Solo dopo un mese Imran ha deciso di provare ed ha cominciato a frequentare l’Open Air School. Imran continuava però a dormire in strada e questo lo poneva a rischio di abusi e violenze quotidianamente.

Dopo sei mesi Imran ha accettato di venire a vivere nel Centro, un luogo dove i bambini di strada possono avere accesso non solo all’istruzione, diritto di ogni bambino, ma anche a visite sanitarie, tre pasti caldi al giorno, una stanza per dormire al riparo dai pericoli della vita in strada, un armadietto dove conservare le proprie cose, un supporto psicosociale.

Imran non si ricorda chi siano i suoi genitori, non si ricorda come sia arrivato a Dhaka e non si ricorda nemmeno il suo nome. Sono due anni che Imran vive nel Centro e grazie all’aiuto degli assistenti sociali è riuscito a finire il suo corso di istruzione non formale, ha superato gli esami e ora frequenta regolarmente la scuola pubblica.

Speriamo che con il tempo e con un supporto psicologico adeguato, Imran riesca a ricordare il suo vero nome e a ritrovare la sua famiglia o a reintegrarsi pienamente nella società, per un futuro migliore.

Queste è solo un esempio delle svariate situazioni in cui si trovano le migliaia di bambini del Bangladesh che vivono in strada.

Sono in Bangladesh da due mesi, grazie ad un progetto dell'UNICEF Italia per giovani volontari.

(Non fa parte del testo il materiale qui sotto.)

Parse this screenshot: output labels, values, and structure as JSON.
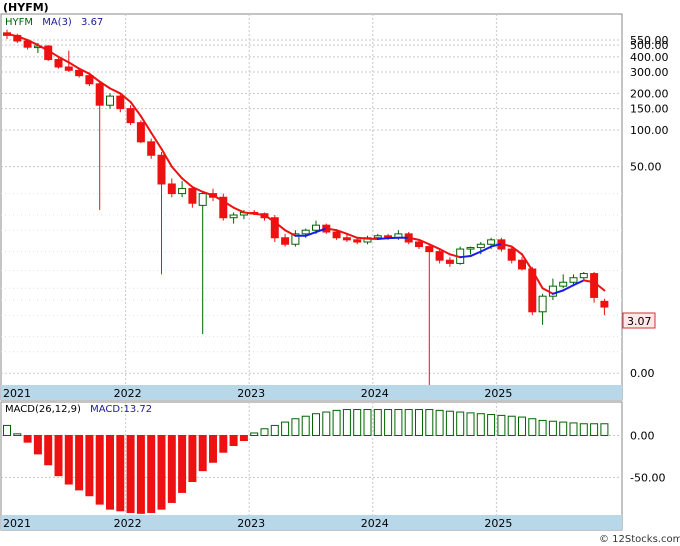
{
  "header": {
    "ticker": "(HYFM)"
  },
  "colors": {
    "up": "#006400",
    "down": "#ee1111",
    "ma_up": "#1a1aee",
    "ma_down": "#ee1111",
    "macd": "#1a1a99",
    "badge_bg": "#ffe8e8",
    "badge_border": "#cc3333",
    "year_band": "#b8d8ea",
    "grid": "#c8c8c8"
  },
  "chart_data": [
    {
      "type": "candlestick",
      "legend": {
        "symbol": "HYFM",
        "ma_label": "MA(3)",
        "ma_value": "3.67"
      },
      "last_price_badge": "3.07",
      "yscale": "log",
      "ylim": [
        0.8,
        900
      ],
      "y_ticks": [
        "550.00",
        "500.00",
        "400.00",
        "300.00",
        "200.00",
        "150.00",
        "100.00",
        "50.00",
        "0.00"
      ],
      "x_labels": [
        "2021",
        "2022",
        "2023",
        "2024",
        "2025"
      ],
      "start_month": "2021-01",
      "candles": [
        [
          630,
          670,
          560,
          600
        ],
        [
          600,
          620,
          520,
          540
        ],
        [
          540,
          560,
          460,
          480
        ],
        [
          480,
          520,
          430,
          490
        ],
        [
          490,
          500,
          370,
          380
        ],
        [
          380,
          400,
          320,
          330
        ],
        [
          330,
          450,
          300,
          310
        ],
        [
          310,
          320,
          270,
          280
        ],
        [
          280,
          290,
          230,
          240
        ],
        [
          240,
          250,
          22,
          160
        ],
        [
          160,
          200,
          150,
          190
        ],
        [
          190,
          200,
          140,
          150
        ],
        [
          150,
          160,
          110,
          115
        ],
        [
          115,
          120,
          78,
          80
        ],
        [
          80,
          85,
          58,
          62
        ],
        [
          62,
          66,
          6.5,
          36
        ],
        [
          36,
          40,
          28,
          30
        ],
        [
          30,
          38,
          28,
          33
        ],
        [
          33,
          34,
          23,
          25
        ],
        [
          24,
          31,
          2.1,
          30
        ],
        [
          30,
          33,
          26,
          28
        ],
        [
          28,
          30,
          18,
          19
        ],
        [
          19,
          21,
          17,
          20
        ],
        [
          20,
          22,
          18.5,
          21
        ],
        [
          21,
          22,
          20,
          20.5
        ],
        [
          20.5,
          21,
          18,
          19
        ],
        [
          19,
          20,
          12,
          13
        ],
        [
          13,
          14,
          11,
          11.5
        ],
        [
          11.5,
          15,
          11,
          14
        ],
        [
          14,
          15.5,
          13,
          15
        ],
        [
          15,
          18,
          14,
          16.5
        ],
        [
          16.5,
          17,
          14,
          14.5
        ],
        [
          14.5,
          15,
          12.5,
          13
        ],
        [
          13,
          14,
          12,
          12.5
        ],
        [
          12.5,
          13,
          11.5,
          12
        ],
        [
          12,
          13.5,
          11.5,
          13
        ],
        [
          13,
          14,
          12.5,
          13.5
        ],
        [
          13.5,
          14,
          12.5,
          13
        ],
        [
          13,
          15,
          12.5,
          14
        ],
        [
          14,
          14.5,
          11.5,
          12
        ],
        [
          12,
          12.5,
          10.5,
          11
        ],
        [
          11,
          11.5,
          0.6,
          10
        ],
        [
          10,
          10.5,
          8,
          8.5
        ],
        [
          8.5,
          9,
          7.5,
          8
        ],
        [
          8,
          11,
          7.8,
          10.5
        ],
        [
          10.5,
          11,
          9.5,
          10.8
        ],
        [
          10.8,
          12,
          9.5,
          11.5
        ],
        [
          11.5,
          13,
          10.5,
          12.5
        ],
        [
          12.5,
          13,
          10,
          10.5
        ],
        [
          10.5,
          11,
          8,
          8.5
        ],
        [
          8.5,
          9,
          7,
          7.2
        ],
        [
          7.2,
          7.5,
          3,
          3.2
        ],
        [
          3.2,
          4.5,
          2.5,
          4.3
        ],
        [
          4.3,
          6,
          4,
          5.2
        ],
        [
          5.2,
          6.5,
          5,
          5.6
        ],
        [
          5.6,
          6.5,
          5.3,
          6.1
        ],
        [
          6.1,
          6.8,
          5.8,
          6.6
        ],
        [
          6.6,
          6.8,
          3.8,
          4.2
        ],
        [
          3.9,
          4.1,
          3,
          3.5
        ]
      ],
      "ma": [
        620,
        590,
        550,
        500,
        450,
        400,
        360,
        320,
        290,
        250,
        220,
        200,
        170,
        130,
        95,
        70,
        50,
        40,
        34,
        31,
        29,
        26,
        23,
        21,
        20.5,
        20,
        17.5,
        15,
        13.5,
        13.5,
        14.5,
        15.5,
        15,
        14,
        13,
        12.8,
        12.7,
        12.9,
        13,
        13,
        12.5,
        11.5,
        10.5,
        9.5,
        9,
        9.2,
        10,
        11,
        11.6,
        11,
        9.5,
        7,
        5,
        4.5,
        4.8,
        5.3,
        5.8,
        5.6,
        4.8
      ]
    },
    {
      "type": "bar",
      "legend": {
        "label": "MACD(26,12,9)",
        "value": "MACD:13.72"
      },
      "ylim": [
        -95,
        40
      ],
      "y_ticks": [
        "0.00",
        "-50.00"
      ],
      "y_tick_values": [
        0,
        -50
      ],
      "x_labels": [
        "2021",
        "2022",
        "2023",
        "2024",
        "2025"
      ],
      "values": [
        12,
        2,
        -8,
        -22,
        -35,
        -48,
        -58,
        -65,
        -72,
        -82,
        -88,
        -90,
        -92,
        -93,
        -92,
        -88,
        -80,
        -68,
        -55,
        -42,
        -32,
        -20,
        -12,
        -6,
        3,
        8,
        12,
        16,
        20,
        23,
        26,
        28,
        30,
        31,
        31,
        31,
        31,
        31,
        31,
        31,
        31,
        31,
        30,
        29,
        28,
        27,
        26,
        25,
        24,
        23,
        22,
        20,
        18,
        17,
        16,
        15,
        14,
        14,
        14
      ]
    }
  ],
  "watermark": "© 12Stocks.com"
}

Lavoro anell'ufficio di Dhaka, nella sezione della Protezione dell'infanzia e, in qualità di Psicologa esperta di salute mentale, devo valutare e se necessario rafforzare il supporto psicosociale dato ai bambini di strada dai Drop in Centres dalle Ong locali (Progetto per i bambini a rischio, in collaborazione con il Governo del Bangladesh/Dipartimento delle Politiche Sociali), partner di UNICEF Bangladesh e finanziati in parte dall'UNICEF Italia.

Il contesto in cui vivono i bambini di strada è terribile, sono quotidianamente a rischio di cadere vittime di violenza, abuso sessuale, traffico, sfruttamento

È necessario che in questi centri i bambini vengano aiutati a ricongiungersi alle famiglie o a reintegrarsi alla società attraverso programmi di supporto psicosociale che consentano ai bambini di difendersi dai pericoli della vita di strada. In questo il supporto psicologico è di vitale importanza.